Wie Daniela Krien von einer Frauenperspektive zur nächsten überleitet, wie sie die Geschichten ihrer starkschwachen Charaktere fast zärtlich verbindet, selbst wenn sie spinnefeind sind, wie sie den liebenden und leidenden Frauen einen eigenen Schutzraum der Erzählung gibt, wie diese Lebensentwürfe und Lebenslügen durch die Blickwinkel der Freundinnen und Konkurrentinnen jeweils in ein anderes Licht gerückt werden, all dies ist dramaturgisch sehr gelungen. Der Erzählton indes bleibt in jedem Kapitel ähnlich. Die oft kurzen Sätze sind von Lakonie und Schärfe geprägt, manchmal werden sie beschwörend und sinnenstark, vor allem wenn Kriens strauchelnde Heldinnen im inneren Monolog ihre enttäuschten Gefühle ausbreiten.

Die Konzeption des Romans verlangt es, dass die Sicht der Männer nur eine marginale Rolle spielt. In der Welt von Paula, Judith, Brida, Malika und Jorinda als fünfte im Frauenbunde kommen die Typen naturgemäß schlecht weg. Sie sind Besserwisser, Fremdgeher oder cholerische Kindsköpfe, deren Schuld es ist, dass die Verletzungen der Erwachsenen auch auf die nächste Generation übergehen. Was nicht heißt, dass die Frauen schuldlos wären. Aber dass es um die Geschlechterverhältnisse so schlecht bestellt ist, liegt in Kriens provokativem Roman vor allem daran, dass die Männer keine Vorstellung von einer verantwortungsbewussten Männlichkeit haben.

Auf der Suche nach neuen Wegen zum Glück

Männer und Frauen, so lässt sich aus Kriens Eheschicksalen herauslesen, können unter den gegebenen Ungerechtigkeiten, in den aktuellen emotionalen und ökonomischen Machtverhältnissen nicht zusammenleben. So groß die Liebe, so schwach die Bindung im Ernstfall. Der Alltag wird erst erträglich, wenn die Frauen unter sich bleiben, eine WG aufmachen und die Kinder ohne die Männer aufziehen.
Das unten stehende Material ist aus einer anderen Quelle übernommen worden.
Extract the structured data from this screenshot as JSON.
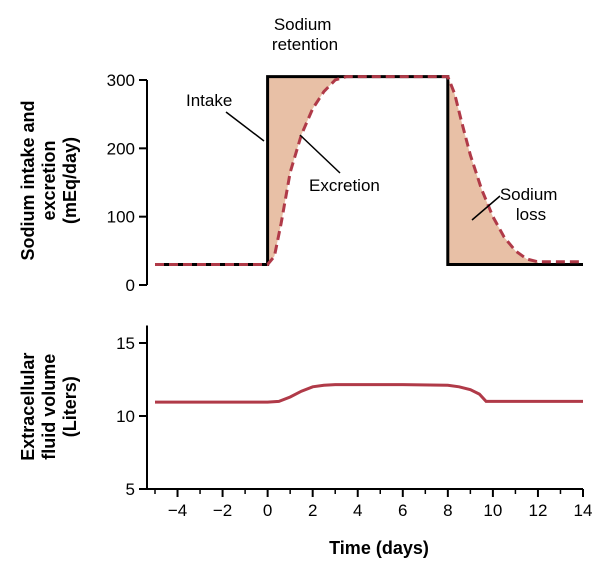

Was auch immer von dieser Zeitdiagnose und dem bisweilen augenzwinkernden Lobgesang auf das Matriarchat zu halten ist: Dieser Roman liegt erfrischend quer zur zeitgenössischen Beziehungsprosa, die sich oft in raunender Ratlosigkeit verliert. Daniela Krien verortet überdies die emotionalen Dissonanzen auch im politischen Diskurs. Manches Frau-Mann-Drama entpuppt sich als Ost-West-Problem. So stark aber die Liebesabstürze erzählt werden, so schwach sind die eindimensionalen politischen Zuschreibungen, die leider altbekannte Muster abrufen. Der Westen steht für eine Konsumwelt, der Osten für eine Idee des Zusammenhalts, die Westmänner nerven mit Geldfixierung und Schlaumeierei, die Ostfrauen vertreten die wahre Leidenschaft. Ärgerlich werden die politischen Klischees, wenn es heißt, dass „die Medien über Ostdeutschland herfielen“. Bei derlei Formulierungen ist nie ganz klar, wer hier spricht: die Protagonistin oder die Autorin? Doch auch in der Rollenprosa sollte das unpräzise Gerede von „den Medien“ nicht unwidersprochen stehenbleiben, scheint es doch die viel unappetitlichere Beschimpfung von der angeblichen „Lügenpresse“ zu beinhalten.

Vielleicht gehören die politischen Schmerzen aber auch untrennbar zu den seelischen Qualen von Kriens Figuren. „Die Liebe im Ernstfall“ jedenfalls berichtet eindrücklich von Frauen, die nach dem Scheitern klassischer Beziehungsmodelle nach neuen Wegen zum Glück suchen. Aber der Wille, es trotzdem zu schaffen, es nach dem Bruch mit dem Partner noch mal und zwar ganz anders zu versuchen, ist weder eine im Osten Deutschlands vermehrt anzutreffende Eigenschaft noch typisch westdeutsch, weder weiblich noch männlich, sondern eine menschliche Fähigkeit, die Daniela Krien in ihrem insgesamt lesenswerten Roman zu feiern weiß.

Daniela Krien:  Die Liebe im Ernstfall. Roman. Diogenes Verlag, Zürich 2019. 288 Seiten, 22 €.